Video games are a vector of social cohesion. Whether they collaborate or confront each other, whatever their stories may be, players can enjoy themselves and escape from their daily lives. It stimulates the imagination and immerses them in other worlds, just as a novel, a film or a comic strip can do.

“The hardest thing about living in the camp is living in the camp.  This event is a good way to disconnect from the daily routine. It helps us to keep the links between us. It’s also an opportunity to get to know new people, new things.”, Omar, 17 years old.

” Video Games teach us team spirit and solidarity. It’s important that girls play these kinds of games too.”, Majdolen, 14.

“We used to watch the football championship on TV. It’s great to be able to play it now, with the same techniques !”, says 18-year-old Mohamad.

“Playing PlayStation with your friends is a way to get rid of your energy!”, Mohamad, 15-year-old Syrian.

Broadcasted live on the big screen, the final matches brought together about 100 young people and parents in the camp cinema. Among them, in the audience, the father of Sham and Arwa, two young participants:

“This tournament allowed Arwa, deaf and dumb, to meet new friends. I see her happy to be part of a team.”

“The PlayStation is a stress reliever for them. After playing, they are much calmer at home. Our children also have a better understanding of what it means to have a purpose in life. It’s not just a game, it builds self-confidence and a taste for challenge”, adds Ibtissam, a player’s mother.

After a week of competition and 250 matches played, our big winners are… Fahid and Mohamad, in the 10-14 and 15-18 years old categories! Sham, as for her, won the women’s cup of this first tournament. Congratulations to them and to all the participants of this tournament! Thanks also to the mediators who have accompanied them every day for the past two months so that they could train.

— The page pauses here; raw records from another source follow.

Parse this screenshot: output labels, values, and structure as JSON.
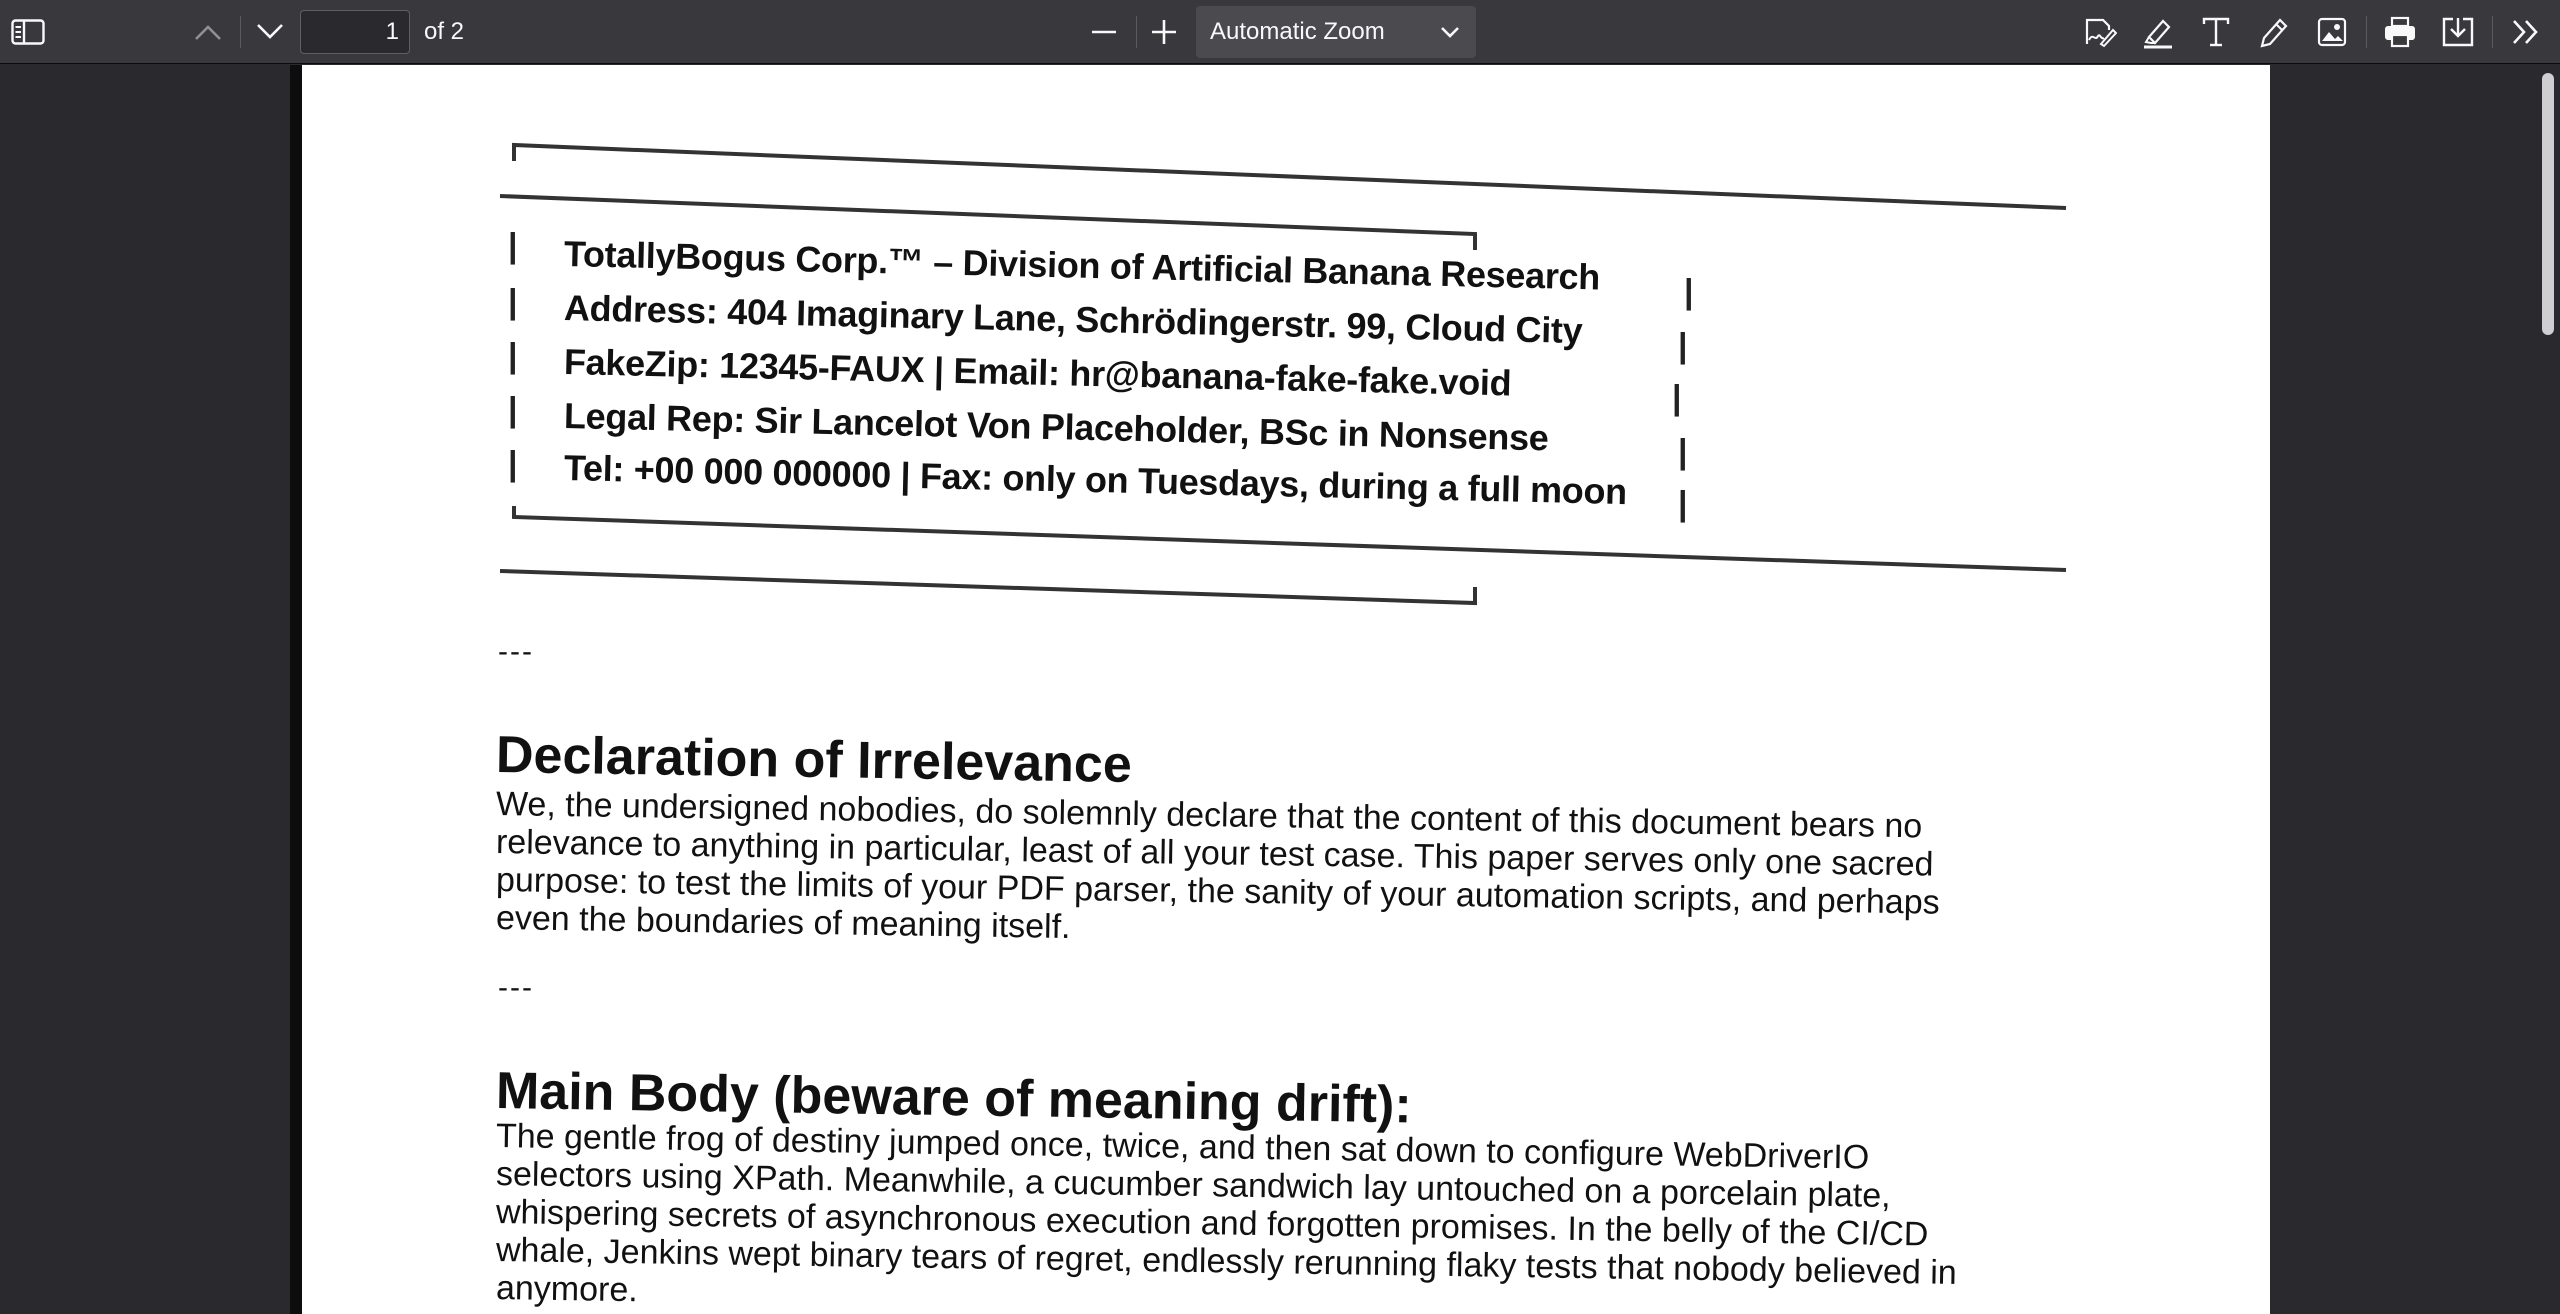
{
  "toolbar": {
    "page_number": "1",
    "page_count": "of 2",
    "zoom": "Automatic Zoom",
    "icons": [
      "sidebar-toggle-icon",
      "chevron-up-icon",
      "chevron-down-icon",
      "zoom-out-icon",
      "zoom-in-icon",
      "chevron-down-icon",
      "signature-icon",
      "highlight-icon",
      "text-icon",
      "draw-icon",
      "image-icon",
      "print-icon",
      "download-icon",
      "double-chevron-right-icon"
    ]
  },
  "document": {
    "letterhead": [
      "TotallyBogus Corp.™ – Division of Artificial Banana Research",
      "Address: 404 Imaginary Lane, Schrödingerstr. 99, Cloud City",
      "FakeZip: 12345-FAUX | Email: hr@banana-fake-fake.void",
      "Legal Rep: Sir Lancelot Von Placeholder, BSc in Nonsense",
      "Tel: +00 000 000000 | Fax: only on Tuesdays, during a full moon"
    ],
    "separator_1": "---",
    "declaration": {
      "title": "Declaration of Irrelevance",
      "lines": [
        "We, the undersigned nobodies, do solemnly declare that the content of this document bears no",
        "relevance to anything in particular, least of all your test case. This paper serves only one sacred",
        "purpose: to test the limits of your PDF parser, the sanity of your automation scripts, and perhaps",
        "even the boundaries of meaning itself."
      ]
    },
    "separator_2": "---",
    "main_body": {
      "title": "Main Body (beware of meaning drift):",
      "lines": [
        "The gentle frog of destiny jumped once, twice, and then sat down to configure WebDriverIO",
        "selectors using XPath. Meanwhile, a cucumber sandwich lay untouched on a porcelain plate,",
        "whispering secrets of asynchronous execution and forgotten promises. In the belly of the CI/CD",
        "whale, Jenkins wept binary tears of regret, endlessly rerunning flaky tests that nobody believed in",
        "anymore."
      ]
    }
  }
}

Since 2007, we have been working tirelessly to promote access to education and information for those who are deprived of it – from refugee camps in Bangladesh to rural areas in France – and to make the right to culture a fundamental human right.

In thirteen years, the association has reached more than six million people in fifty countries. In the Middle East, we are responding to the Syrian crisis by promoting access to information in refugee and displaced persons camps in Iraq, Lebanon and Jordan.